Whatever the reason, I think most of us can agree that DC screwed up what could have been a slam-dunk opportunity beyond belief.

Wait, Batman’s dead?

Hah! Love the 1992 grunge look in the first panel, that last line is a winner too.

“didn’t the media cover Batman’s death when it happend 3 MONTHS AGO in his own title as part of the RIP storyline? ”

I think I saw a couple of typically horrible British stories about it, but nothing much more than that.

Realistically, I think this would have gotten more mainstream play, but even DC’s acknowledging that this isn’t a “real” death and therefore I doubt they’re pushing corporate family members like CNN or EW to cover it like they did Death of Superman. This one’s just a comic story, nothing more or less.

Frankly, it’s only the people who inexplicably bought into the hype that are feeling a letdown over the RIP / FC Batman plot.

What they should have done, was have Obama swoop in and kill Batman. Sales would have gone through the roof.

Frankly, the line ”In an unprecedented turn of events, nothing of interest happened anywhere in the world today.” was offensive to me, at least. While people were talking about Superman’s death, in ex-Yugoslavia a war was raging on. I find that’s worth the interest.

The last word balloon made me laugh.

Clever.

Great cartoon… but yeah, DC tried to go to the Well 2x on the death of Batman. That’s all there is to it. Batman dies once in a year, it’s news. Batman dies twice? Dog bites man. Not news.

Last Summer’s batman Articles:

http://www.theregister.co.uk/2008/01/24/batman_rumour/
http://www.usatoday.com/life/books/news/2008-02-17-incredible-hulk_N.htm (a blip of a mention)
http://www.newsobserver.com/105/story/1082455.html

Part of the problem was that DC was hinting Neil Gaiman would be writing Batman after R.I.P. at San Diego… so no one considered his death to be REAL.

This November Denver Post article really captures the problem with Bats death:
http://www.denverpost.com/popular/ci_11084504

Just to give another heads up about the comic going to twice a week starting next week.
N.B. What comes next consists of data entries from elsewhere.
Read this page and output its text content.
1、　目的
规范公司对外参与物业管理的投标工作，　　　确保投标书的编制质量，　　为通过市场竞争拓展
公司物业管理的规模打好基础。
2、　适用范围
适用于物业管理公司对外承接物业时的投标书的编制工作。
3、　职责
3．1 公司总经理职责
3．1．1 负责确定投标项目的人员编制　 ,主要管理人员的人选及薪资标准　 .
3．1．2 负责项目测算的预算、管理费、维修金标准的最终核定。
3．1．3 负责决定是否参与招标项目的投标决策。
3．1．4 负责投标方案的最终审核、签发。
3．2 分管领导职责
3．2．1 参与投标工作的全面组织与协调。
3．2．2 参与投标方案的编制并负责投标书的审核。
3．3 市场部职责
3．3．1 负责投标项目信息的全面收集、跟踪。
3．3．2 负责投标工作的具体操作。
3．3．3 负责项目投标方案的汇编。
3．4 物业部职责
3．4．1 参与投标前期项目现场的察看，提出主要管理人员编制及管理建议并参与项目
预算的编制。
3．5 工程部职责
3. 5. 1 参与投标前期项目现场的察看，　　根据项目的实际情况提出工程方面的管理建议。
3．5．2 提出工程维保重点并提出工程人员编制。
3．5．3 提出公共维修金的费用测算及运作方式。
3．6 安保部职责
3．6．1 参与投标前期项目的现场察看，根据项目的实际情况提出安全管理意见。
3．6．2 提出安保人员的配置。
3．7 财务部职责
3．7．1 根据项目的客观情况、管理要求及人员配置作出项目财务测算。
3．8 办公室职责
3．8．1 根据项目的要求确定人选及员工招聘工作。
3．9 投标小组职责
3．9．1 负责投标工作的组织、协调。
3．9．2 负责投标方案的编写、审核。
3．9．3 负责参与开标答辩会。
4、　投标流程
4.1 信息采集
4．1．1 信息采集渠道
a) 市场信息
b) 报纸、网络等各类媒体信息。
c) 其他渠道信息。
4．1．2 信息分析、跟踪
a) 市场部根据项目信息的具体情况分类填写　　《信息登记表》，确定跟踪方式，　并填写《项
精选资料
New comics will be published Tuesdays and Fridays.

Tom Fitzpatrick

January 28, 2009 at 2:51 pm

I remembered dancing a jig when Superman died.
And crying a tear or two when DC brought him back.
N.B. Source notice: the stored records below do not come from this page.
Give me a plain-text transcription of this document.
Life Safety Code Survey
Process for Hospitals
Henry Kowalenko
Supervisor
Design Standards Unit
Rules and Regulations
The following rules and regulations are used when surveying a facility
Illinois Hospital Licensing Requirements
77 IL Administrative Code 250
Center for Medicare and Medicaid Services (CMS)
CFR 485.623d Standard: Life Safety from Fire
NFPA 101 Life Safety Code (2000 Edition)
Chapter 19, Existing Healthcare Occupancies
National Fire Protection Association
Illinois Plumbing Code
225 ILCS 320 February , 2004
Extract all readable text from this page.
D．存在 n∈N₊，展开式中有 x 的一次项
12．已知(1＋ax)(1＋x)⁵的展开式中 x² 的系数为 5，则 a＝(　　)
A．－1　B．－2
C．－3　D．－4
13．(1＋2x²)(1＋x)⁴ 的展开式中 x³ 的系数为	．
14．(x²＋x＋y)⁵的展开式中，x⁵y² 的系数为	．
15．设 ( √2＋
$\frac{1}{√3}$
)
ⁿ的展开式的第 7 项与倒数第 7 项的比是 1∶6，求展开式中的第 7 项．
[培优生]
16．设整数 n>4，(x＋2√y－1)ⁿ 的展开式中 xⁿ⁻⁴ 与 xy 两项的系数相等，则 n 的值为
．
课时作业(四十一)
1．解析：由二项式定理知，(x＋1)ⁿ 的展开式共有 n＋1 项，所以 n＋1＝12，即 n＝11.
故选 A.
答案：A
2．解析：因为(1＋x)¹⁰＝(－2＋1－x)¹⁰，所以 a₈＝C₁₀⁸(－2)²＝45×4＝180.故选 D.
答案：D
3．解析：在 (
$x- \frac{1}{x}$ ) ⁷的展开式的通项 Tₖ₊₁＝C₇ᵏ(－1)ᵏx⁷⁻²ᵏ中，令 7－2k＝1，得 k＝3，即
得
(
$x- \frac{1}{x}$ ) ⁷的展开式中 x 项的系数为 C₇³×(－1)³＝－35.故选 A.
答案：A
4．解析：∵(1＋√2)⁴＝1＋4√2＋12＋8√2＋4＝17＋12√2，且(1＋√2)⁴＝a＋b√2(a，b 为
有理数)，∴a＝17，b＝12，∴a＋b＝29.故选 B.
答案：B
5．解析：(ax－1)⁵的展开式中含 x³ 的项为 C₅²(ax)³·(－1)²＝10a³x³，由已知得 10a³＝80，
So much for killing iconic characters.
Bummer.

It is strange that so little attention has been given to this

Given how incompetent Didio is with any event he tries to push any event to the mainstream, how horribly it was all coordinated and what a mess it was to follow even for longtime readers who read the whole thing, what would have actually been strange is if it DID receive mainstream attention. For Didio, this is par for the course.

Stephen, for me at least I’m not let down because I bought into the whole hype, but because I buy the Batman title but had absolutely no interest in FC, and then essentially the “big” end to the RIP storyline from Batman ends in a different comic. I think the whole storyline was handled pretty poorly by both the editors and Morrison.

FunkyGreenJerusalem

January 28, 2009 at 8:52 pm

Frankly, the line ”In an unprecedented turn of events, nothing of interest happened anywhere in the world today.” was offensive to me, at least.
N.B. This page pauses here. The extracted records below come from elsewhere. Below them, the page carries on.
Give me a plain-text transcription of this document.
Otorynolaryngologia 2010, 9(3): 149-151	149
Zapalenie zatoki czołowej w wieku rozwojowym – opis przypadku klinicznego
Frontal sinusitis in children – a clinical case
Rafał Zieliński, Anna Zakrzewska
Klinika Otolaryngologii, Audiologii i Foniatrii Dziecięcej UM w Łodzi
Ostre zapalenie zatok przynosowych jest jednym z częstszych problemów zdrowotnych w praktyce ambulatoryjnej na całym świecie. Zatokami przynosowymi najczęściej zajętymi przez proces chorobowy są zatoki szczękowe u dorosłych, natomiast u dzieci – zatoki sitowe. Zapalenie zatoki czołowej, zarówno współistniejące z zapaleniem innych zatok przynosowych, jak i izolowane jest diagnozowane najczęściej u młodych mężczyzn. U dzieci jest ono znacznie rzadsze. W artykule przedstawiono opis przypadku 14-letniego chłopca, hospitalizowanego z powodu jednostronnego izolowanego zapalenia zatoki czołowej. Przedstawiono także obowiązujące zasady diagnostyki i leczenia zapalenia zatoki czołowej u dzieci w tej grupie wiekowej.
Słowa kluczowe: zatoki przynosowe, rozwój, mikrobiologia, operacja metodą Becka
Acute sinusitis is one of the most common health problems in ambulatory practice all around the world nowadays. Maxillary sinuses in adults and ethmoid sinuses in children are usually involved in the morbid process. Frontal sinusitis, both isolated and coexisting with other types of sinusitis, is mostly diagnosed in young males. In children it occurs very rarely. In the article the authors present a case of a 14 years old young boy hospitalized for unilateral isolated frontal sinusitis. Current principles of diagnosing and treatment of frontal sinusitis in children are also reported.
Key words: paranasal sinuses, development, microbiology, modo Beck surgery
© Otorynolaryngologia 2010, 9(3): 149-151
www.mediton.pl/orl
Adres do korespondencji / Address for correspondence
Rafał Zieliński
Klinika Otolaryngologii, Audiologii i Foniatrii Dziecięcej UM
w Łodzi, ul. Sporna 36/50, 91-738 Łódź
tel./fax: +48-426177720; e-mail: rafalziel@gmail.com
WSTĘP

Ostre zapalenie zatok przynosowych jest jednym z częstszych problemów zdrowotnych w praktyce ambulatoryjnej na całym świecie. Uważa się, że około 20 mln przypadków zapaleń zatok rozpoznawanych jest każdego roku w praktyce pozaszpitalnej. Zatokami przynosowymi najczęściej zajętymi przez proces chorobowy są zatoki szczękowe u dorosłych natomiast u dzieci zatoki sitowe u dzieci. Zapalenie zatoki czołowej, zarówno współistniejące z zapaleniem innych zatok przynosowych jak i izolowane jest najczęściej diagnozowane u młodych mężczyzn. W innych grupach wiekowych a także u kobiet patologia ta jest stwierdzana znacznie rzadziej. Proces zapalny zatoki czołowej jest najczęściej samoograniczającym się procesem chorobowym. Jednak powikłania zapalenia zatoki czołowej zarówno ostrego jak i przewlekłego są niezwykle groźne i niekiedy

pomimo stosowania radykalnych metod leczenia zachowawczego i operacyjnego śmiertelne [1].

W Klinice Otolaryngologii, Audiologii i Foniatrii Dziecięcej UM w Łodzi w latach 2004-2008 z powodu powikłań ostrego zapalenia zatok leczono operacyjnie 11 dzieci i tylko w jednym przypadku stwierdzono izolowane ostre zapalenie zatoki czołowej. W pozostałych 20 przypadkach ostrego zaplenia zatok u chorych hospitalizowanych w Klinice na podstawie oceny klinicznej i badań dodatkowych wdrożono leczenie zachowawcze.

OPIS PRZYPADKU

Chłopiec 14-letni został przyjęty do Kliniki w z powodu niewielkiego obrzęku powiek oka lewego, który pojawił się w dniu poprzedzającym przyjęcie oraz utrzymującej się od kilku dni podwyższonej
Then it’s either time to grow a pair, or go back to hiding under the kitchen table.

While people were talking about Superman’s death, in ex-Yugoslavia a war was raging on. I find that’s worth the interest.

On any slow news day something big and dramatic happened somewhere in the world, but for one reason or another the press ignored it or decided something else was bigger.
Get offended about that, but not about someone making fun of that.

Neal, you raise some very valid points. But on the flip side, it’s not nearly as exciting to watch someone who is performing with a safety net. If death is a temporary thing, how exciting will the perils be? As we’ve seen, we can always reboot characters (sometimes successfully, sometimes not), but even when I lose Ronnie Raymond or Ted Kord, I’d rather miss them fondly than have some sensational stunt make me no longer care.

That was clever.

I enjoyed this one a lot, especially considering that I think Brian did one of his legends about how the editors at DC admitted that the Superman story hit on a slow news day, which is why it played so well.

I love the dialogue in the final panel a lot.